At the High Court libel trial before Mr Justice Bean during April and May 2012, the Force sought to justify the statement, maintaining that Mr Bento probably had killed Ms Garsztka and that her death was either murder or manslaughter.  In the alternative, the Force pleaded qualified privilege claiming that it had a duty to publish the statement as it was providing information to the public and defending its conduct into the investigation into Ms Garsztka's death.

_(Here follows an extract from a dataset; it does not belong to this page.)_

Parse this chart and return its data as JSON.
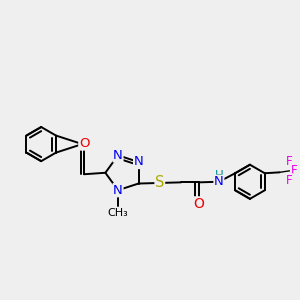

The defence of justification failed with Bean J concluding "...whilst it is possible that Mr Bento killed Kamila, the balance of probabilities is that he did not and that she committed suicide."  The defence of qualified privilege also failed as Bean J held that "...any such duty and right [to publish] must be balanced against the right to reputation of Mr Bento, who was convicted of the crime but subsequently acquitted".  Bean J went on to state "I accept that there is a high public interest in maintaining confidence in the criminal justice system. That public interest underlies much of my working life and that of any judge who sits in the criminal courts.  I do not accept that that public interest is served by encouraging the police to issue statements indicating their opinion that the decision of the CPs not to pursue a prosecution (or, for that matter, the decision of a judge that a defendant has no case to answer) is wrong because the individual concerned is or is probably guilty.  On the contrary: such statements reduce confidence in the criminal justice system, as well as seriously damaging the right to reputation of the individual."  Finally, dealing with the Force's need to respond to any criticism of it investigation/conduct, Bean J held that this could have been achieved without stating that Mr Bento was probably guilty.